Well, my usual policy is to steer clear of debates about religion, politics and operating systems, but for once I'm going to make an exception -- I suspect I will be sorry -- because this discussion touches on my only real area of expertise. (I'm a software geek who has designed a number of large institutional network computing environments.) So here's a suggestion about directory and file-naming conventions:
Plan for Platform-Independence.
I personally use date-location directory names, leave individual image file names alone, and impose a logical organizational structure on top of the physical directory structure by using Lightroom keywords and Smart Collections. But that's just me.
However, planning for platform-independence when choosing directory and file name conventions is an objectively smart thing to do.
Before I licensed the more expensive Adobe image suite, including Photoshop and Lightroom, I did most of my post-processing with consumer-grade proprietary products (e.g., Photoshop Elements) on Microsoft Windows and open-source software (e.g., The GIMP) on an industrial-strength variant of UNIX, both of which I ran on inexpensive personal computer hardware. I hauled a MacBook Pro around when I was traveling, however, because it combined the best of both platforms: it had the ability to run most commercial applications on a clean, stable operating system and filesystem.
When I was ready to pop for Photoshop and, later, Lightroom, I had to make a decision. I wasn't about to pay to license them on both OS X and Windows, so I decided to migrate most of my photography to a Mac. But not all. I still scan film on Windows. I still run custom "shell scripts" to automate some metadata manipulations on standard UNIX. And I use network-attached storage devices -- both old PCs running industrial UNIX as well as a couple of small filing appliances built on Linux -- to store and back-up all my files locally before I push last-resort back-ups into the cloud.
I'm not doing all this because I enjoy fiddling with different computing environments -- okay, maybe a little -- but because the combination of platforms provides an almost ideal balance among cost, functionality and reliability. The hardware to run the Windows and mainstream UNIX machines is really inexpensive. (Whenever I upgrade my only Windows box, I repurpose the hardware into a UNIX server and donate the oldest UNIX box to whoever will take it.) I pay the "Apple tax" for most photographic work because OS X is a very pleasant environment in which to run applications.
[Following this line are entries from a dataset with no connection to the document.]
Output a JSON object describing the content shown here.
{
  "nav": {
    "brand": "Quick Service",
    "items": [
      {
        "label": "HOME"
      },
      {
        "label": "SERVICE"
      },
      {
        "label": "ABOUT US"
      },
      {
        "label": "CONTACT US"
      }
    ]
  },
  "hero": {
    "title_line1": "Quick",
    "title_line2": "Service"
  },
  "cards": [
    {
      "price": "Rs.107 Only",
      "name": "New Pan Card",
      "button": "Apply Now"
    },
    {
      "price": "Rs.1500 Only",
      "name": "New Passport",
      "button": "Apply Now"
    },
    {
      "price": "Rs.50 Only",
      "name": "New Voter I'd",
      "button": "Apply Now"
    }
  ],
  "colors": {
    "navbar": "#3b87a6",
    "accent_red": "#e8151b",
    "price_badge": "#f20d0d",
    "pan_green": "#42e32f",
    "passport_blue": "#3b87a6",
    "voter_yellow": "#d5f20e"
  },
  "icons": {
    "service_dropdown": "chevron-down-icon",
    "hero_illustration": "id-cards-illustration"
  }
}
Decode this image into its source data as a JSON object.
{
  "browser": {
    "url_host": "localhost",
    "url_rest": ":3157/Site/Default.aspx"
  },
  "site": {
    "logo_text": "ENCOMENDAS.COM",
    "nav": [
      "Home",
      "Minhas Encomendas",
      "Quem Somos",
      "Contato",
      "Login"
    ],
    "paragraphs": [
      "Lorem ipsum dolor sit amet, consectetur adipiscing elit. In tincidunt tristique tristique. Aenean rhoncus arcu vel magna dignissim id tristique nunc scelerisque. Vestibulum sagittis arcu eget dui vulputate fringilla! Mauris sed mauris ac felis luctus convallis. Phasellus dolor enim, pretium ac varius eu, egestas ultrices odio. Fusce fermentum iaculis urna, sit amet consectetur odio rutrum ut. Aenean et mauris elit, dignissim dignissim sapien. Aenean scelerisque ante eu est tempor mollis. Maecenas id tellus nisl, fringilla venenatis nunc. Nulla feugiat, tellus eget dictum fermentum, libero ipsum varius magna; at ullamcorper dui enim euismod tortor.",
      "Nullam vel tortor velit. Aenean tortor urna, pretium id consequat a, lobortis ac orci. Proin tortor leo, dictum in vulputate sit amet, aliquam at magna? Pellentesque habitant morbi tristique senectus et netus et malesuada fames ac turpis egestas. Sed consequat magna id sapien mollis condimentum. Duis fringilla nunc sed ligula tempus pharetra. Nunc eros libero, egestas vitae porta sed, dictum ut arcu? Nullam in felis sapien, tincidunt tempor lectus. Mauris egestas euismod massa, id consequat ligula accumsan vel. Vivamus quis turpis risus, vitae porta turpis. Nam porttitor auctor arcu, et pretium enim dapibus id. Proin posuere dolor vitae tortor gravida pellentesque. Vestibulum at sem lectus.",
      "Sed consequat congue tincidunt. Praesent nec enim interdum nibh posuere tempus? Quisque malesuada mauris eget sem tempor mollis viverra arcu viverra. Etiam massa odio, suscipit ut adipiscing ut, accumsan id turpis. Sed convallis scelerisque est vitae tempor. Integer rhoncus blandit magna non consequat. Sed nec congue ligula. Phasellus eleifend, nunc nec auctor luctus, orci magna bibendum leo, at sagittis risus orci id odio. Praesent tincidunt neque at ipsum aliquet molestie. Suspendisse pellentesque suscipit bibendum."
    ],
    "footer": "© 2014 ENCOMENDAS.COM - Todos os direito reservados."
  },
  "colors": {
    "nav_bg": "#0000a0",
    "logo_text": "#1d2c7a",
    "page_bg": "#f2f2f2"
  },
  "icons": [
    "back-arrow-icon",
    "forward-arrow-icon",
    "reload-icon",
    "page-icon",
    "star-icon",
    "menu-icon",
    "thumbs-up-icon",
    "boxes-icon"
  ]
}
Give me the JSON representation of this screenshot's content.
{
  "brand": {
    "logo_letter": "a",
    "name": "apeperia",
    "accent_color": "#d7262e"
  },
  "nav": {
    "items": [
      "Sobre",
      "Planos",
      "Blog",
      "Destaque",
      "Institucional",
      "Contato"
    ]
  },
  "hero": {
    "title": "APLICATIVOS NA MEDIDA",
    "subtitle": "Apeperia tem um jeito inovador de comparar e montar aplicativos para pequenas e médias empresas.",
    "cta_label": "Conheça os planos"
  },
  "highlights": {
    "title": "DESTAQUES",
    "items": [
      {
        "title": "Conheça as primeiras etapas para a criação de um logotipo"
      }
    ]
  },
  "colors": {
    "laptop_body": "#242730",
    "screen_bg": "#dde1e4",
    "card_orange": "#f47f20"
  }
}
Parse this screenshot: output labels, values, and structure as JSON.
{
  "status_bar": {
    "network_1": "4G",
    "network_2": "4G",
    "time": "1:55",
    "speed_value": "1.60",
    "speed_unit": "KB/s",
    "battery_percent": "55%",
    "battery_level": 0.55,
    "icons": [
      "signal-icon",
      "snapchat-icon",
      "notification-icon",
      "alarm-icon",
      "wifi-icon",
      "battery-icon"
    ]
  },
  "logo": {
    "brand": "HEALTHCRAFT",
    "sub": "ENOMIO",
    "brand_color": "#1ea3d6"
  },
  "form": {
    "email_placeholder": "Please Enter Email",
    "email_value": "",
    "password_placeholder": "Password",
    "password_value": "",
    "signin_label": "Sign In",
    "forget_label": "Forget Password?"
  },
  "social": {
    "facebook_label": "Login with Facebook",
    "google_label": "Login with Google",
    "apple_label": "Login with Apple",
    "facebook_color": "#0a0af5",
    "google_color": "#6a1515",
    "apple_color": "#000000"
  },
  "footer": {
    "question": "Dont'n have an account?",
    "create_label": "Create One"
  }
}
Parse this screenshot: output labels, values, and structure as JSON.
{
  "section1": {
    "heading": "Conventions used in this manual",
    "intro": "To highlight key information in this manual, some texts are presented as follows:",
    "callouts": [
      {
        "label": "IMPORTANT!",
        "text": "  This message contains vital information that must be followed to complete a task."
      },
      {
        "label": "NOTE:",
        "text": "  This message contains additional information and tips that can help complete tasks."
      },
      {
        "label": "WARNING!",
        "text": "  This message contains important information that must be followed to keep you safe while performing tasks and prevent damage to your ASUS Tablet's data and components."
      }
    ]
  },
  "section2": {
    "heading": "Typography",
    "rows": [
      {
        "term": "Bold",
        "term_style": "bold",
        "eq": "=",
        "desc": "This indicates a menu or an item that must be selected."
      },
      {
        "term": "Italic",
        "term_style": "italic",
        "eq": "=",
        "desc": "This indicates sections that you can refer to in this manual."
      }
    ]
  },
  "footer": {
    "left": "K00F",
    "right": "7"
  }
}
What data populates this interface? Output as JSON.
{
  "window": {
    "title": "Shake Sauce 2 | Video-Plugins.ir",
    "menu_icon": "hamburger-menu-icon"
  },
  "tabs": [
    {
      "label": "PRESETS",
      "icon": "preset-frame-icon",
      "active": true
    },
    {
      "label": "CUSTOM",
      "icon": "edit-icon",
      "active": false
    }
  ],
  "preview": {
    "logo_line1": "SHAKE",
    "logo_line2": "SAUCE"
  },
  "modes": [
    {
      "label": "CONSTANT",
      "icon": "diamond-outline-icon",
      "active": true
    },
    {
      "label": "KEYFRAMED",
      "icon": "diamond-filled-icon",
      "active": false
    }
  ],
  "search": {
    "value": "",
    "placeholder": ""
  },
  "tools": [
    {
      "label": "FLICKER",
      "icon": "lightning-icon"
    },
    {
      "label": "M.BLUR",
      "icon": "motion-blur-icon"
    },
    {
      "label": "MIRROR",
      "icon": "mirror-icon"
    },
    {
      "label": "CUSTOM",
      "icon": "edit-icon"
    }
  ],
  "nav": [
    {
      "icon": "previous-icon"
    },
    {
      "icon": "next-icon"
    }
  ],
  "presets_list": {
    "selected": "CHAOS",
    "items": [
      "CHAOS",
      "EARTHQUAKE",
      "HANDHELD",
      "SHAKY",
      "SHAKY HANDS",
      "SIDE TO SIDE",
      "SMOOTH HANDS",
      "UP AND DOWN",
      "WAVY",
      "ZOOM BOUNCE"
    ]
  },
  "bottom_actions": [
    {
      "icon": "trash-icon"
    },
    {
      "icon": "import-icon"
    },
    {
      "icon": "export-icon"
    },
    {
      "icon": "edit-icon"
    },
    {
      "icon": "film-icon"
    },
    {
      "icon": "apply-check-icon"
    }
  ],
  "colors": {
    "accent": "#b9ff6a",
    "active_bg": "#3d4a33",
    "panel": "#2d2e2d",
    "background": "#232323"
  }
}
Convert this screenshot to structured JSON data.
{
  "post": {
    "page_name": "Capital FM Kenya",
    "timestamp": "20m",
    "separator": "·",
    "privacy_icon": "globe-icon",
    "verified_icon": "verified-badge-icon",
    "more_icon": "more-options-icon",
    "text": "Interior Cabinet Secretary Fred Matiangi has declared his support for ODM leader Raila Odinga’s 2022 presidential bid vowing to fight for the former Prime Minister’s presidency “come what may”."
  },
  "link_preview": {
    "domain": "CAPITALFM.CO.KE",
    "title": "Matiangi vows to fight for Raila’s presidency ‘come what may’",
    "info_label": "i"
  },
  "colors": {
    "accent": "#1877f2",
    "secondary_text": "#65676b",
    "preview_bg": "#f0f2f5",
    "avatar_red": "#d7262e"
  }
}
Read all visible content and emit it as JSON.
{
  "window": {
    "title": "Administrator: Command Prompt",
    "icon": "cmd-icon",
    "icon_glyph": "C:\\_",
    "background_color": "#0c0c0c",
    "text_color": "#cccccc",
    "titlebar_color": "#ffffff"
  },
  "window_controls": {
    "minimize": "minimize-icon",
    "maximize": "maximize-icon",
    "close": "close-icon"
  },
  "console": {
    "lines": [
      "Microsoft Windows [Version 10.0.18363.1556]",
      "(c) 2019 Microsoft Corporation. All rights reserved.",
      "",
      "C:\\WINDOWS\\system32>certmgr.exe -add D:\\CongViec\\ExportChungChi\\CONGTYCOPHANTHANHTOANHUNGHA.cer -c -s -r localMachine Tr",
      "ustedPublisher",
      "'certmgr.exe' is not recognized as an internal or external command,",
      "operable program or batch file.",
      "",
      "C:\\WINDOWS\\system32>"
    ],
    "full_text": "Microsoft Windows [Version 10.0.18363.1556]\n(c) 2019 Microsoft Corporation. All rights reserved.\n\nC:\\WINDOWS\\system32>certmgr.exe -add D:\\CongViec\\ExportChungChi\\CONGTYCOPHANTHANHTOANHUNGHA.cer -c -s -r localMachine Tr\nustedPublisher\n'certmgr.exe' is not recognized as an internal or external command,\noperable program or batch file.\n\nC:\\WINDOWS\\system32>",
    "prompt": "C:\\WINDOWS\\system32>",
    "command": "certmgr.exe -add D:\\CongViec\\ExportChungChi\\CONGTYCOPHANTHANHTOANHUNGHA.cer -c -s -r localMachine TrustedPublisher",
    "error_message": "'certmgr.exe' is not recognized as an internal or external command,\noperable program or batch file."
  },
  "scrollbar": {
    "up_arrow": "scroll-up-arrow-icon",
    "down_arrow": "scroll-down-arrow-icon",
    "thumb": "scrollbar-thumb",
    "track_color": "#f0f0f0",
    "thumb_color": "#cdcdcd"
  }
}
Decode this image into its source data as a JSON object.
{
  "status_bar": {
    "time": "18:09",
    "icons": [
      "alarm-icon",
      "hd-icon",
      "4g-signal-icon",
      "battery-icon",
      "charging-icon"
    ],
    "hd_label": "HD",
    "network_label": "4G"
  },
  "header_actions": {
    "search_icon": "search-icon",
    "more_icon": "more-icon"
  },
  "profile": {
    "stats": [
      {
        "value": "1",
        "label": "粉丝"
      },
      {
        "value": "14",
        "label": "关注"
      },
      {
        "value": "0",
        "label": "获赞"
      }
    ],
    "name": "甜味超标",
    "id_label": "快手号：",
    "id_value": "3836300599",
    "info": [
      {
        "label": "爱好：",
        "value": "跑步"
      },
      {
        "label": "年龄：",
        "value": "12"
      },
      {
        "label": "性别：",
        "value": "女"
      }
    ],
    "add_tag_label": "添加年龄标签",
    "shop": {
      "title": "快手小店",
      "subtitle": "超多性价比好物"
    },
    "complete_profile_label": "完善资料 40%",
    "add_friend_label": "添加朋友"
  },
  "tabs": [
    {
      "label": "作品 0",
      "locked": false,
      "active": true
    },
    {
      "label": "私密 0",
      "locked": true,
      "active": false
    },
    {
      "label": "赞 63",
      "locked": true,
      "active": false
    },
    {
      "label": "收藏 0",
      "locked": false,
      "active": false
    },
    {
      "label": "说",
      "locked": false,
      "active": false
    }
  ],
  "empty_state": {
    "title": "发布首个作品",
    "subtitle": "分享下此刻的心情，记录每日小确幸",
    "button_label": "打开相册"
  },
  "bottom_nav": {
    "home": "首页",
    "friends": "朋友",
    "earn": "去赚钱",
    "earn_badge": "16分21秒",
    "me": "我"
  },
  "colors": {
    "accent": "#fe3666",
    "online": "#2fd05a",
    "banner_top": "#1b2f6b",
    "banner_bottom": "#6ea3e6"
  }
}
I have access to my UNIX-based repository of files from any of the platforms, as well as from my iPad and iPhone -- same would be true if I had an Android or a Windows tablet and cellphone -- and I am able to move fairly seamlessly from one desktop machine to another with an inexpensive KVM switch.
I'm not proposing that anybody do what I am doing. Others may do fine with a single operating system for the time being. What I am suggesting is that it's not a good idea to box yourself in for the future by using directory or file names that don't work equally well across different filesystems and filing protocols. However strongly bonded you are to your Mac or PC, the day may come when there is something you want to do that you can do better on a different platform.
UNIX has no problem with spaces -- Apple's OS X is just a variant of Berkeley UNIX, by the way -- but the standard UNIX "shells" (command interpreters) use them as delimiters, so it's best to avoid them. As several others have pointed out, you can make long directory or file names readable by using a combination of upper- and lower-case letters, or by inserting dashes or underscores, all of which are perfectly acceptable on any modern operating system. Backslashes are used as filing-component delimiters on Windows and as a shell "escape character" on UNIX and Linux, and slashes ("forward slashes) are used as filing-component delimiters on UNIX and Linux, so you should avoid them if you want to maintain platform-independence. Some other universal ASCII and Latin-1 characters take on special meanings on various operating systems in particular contexts, so it's a good idea to avoid brackets, parentheses, quotation marks, and colons and semi-colons, as well. And if you're in a country where your keyboard allows you to type a superset of Latin-1, you may be better off avoiding those special characters. It's still a somewhat Anglocentric industry -- although that is changing. (Does anybody know whether Adobe's products can handle file names in, say, Chinese or Arabic?)
Finally, it's probably best to assume case-dependence. While OS X and Windows are perfectly happy interpreting names in a case-independent way if you configure them to do so, UNIX and Linux really want to assume that upper and lower case letters are different.
These aren't really difficult restrictions to abide by. There isn't much information you might possibly want to convey in a directory or file name that can't be provided with letters of both cases, numbers, dashes and underscores. Lightroom has very powerful and adaptable organizing tools. And the nice thing about interacting with a database instead of a filesystem is that it's really easy to redo an initial organizational scheme that turns out to be unproductive if you later decide you made the wrong decision. It's a lot more difficult if you need to rename thousands of directories and files after the fact. Really. I've had to do it. More than once.